Some days after physical therapy I meet Rosemary in the hospital’s cafeteria for coffee.  The hallway leading there smells like sickness and disinfectant, and some genius painted the walls a garish, glaring shade of yellow, but whoever brews the coffee knows what they’re doing.

She talks about long work shifts and the ongoing battle against her car’s faulty power windows; I grumble about my mother and how I miss wearing heels.  Sometimes I search her face for some betraying sign of pity, but I never find one.  I’m not sure it would matter.  She’s the closest thing I have to a friend.

The little girl with her takes me by surprise.  At first I think she’s a patient, her carroty hair buzzed to a soft, shining halo.  Then I look again and she has Rosemary’s mouth and upturned nose.

“You have a daughter,” I say stupidly.  She’s five years older than me, but the little girl looks seven, maybe eight.  The math makes my head hurt.

“Carolyn,” she says, “This is Allison.  Remember Mommy telling you about Allison?”

Carolyn beams at me.  She’s missing one of her front teeth.

I guess we’re friends after all.

♦♦♦

When they released me from the hospital I went looking for Jess’s grave.  I didn’t ask anyone about the funeral; there was nothing I wanted to know.  I didn’t want to imagine Jess in a suit he would never have worn willingly, didn’t want to wonder how his cheeks looked stuffed with cotton.  I couldn’t, absolutely couldn’t, think about someone closing the lid on the casket.
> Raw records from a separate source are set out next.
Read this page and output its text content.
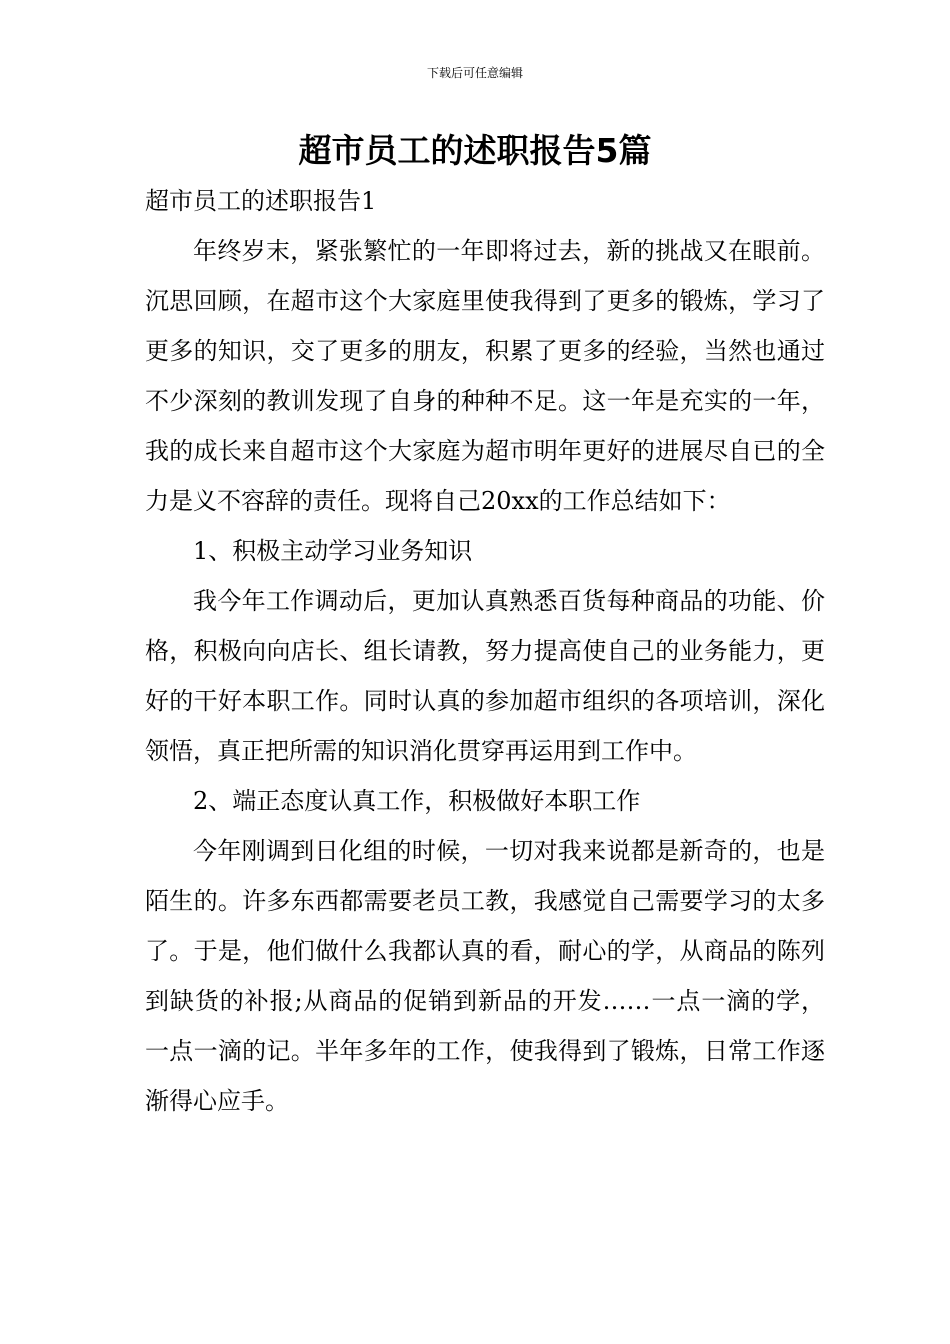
下载后可任意编辑
超市员工的述职报告5篇

超市员工的述职报告1

年终岁末，紧张繁忙的一年即将过去，新的挑战又在眼前。沉思回顾，在超市这个大家庭里使我得到了更多的锻炼，学习了更多的知识，交了更多的朋友，积累了更多的经验，当然也通过不少深刻的教训发现了自身的种种不足。这一年是充实的一年，我的成长来自超市这个大家庭为超市明年更好的进展尽自已的全力是义不容辞的责任。现将自己20xx的工作总结如下：

1、积极主动学习业务知识

我今年工作调动后，更加认真熟悉百货每种商品的功能、价格，积极向向店长、组长请教，努力提高使自己的业务能力，更好的干好本职工作。同时认真的参加超市组织的各项培训，深化领悟，真正把所需的知识消化贯穿再运用到工作中。

2、端正态度认真工作，积极做好本职工作

今年刚调到日化组的时候，一切对我来说都是新奇的，也是陌生的。许多东西都需要老员工教，我感觉自己需要学习的太多了。于是，他们做什么我都认真的看，耐心的学，从商品的陈列到缺货的补报;从商品的促销到新品的开发……一点一滴的学，一点一滴的记。半年多年的工作，使我得到了锻炼，日常工作逐渐得心应手。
His grave was covered in flowers: lilies, carnations, roses, Easter flowers with their cloying earthy perfume, but all of them wilting.  Dying.  Everything dies.  I still felt guilty.  I hadn’t even brought him flowers.

“I’m sorry, Jess,” I said.  My voice sounded flat, wooden.  What had I even come here for?  Jess wasn’t here.  Jess wasn’t anywhere I could reach out for him.

“I love you,” I said.

I waited, but Jess didn’t say anything.

I laid my crutch across his flowers, and limped back to the land of the living.

♦♦♦

I ask Rosemary and Carolyn to celebrate my last day of physical therapy.  Carolyn draws me picture after picture with a fat green marker.  Rosemary’s face creases, then crumples when she sees the amount of the check.  I have my hands in my pockets again already when she tries to hand it back.

“Allison –“

“It’s not sympathy money,” I say.  “It’s not charity.  It’s for Caro.”

“But –“

“Start her a college fund,” I say.  “Go buy her a bicycle.”

Rosemary keeps staring at me.  There are tears in her eyes, and absurdly, I think of my prom dress.  “Buy her a helmet, too.  You know, just in case.”

Carolyn hands me her latest piece of art, and I watch her curiosity rise when she reaches over my leg.  I realize it’s the first time she’s seen me in shorts.  She runs her pudgy hands over the place where my skin meets the stiff straps of my prosthetic, reads the seam of flesh and brace like Braille..  “Does it hurt?” she says.

Carolyn!” Rosemary says.

I laugh.  Carolyn’s palms are warm and baby perfect.  She has marker on her fingers.  I put my hand over hers and smile.  “No,” I say.  “Not anymore.”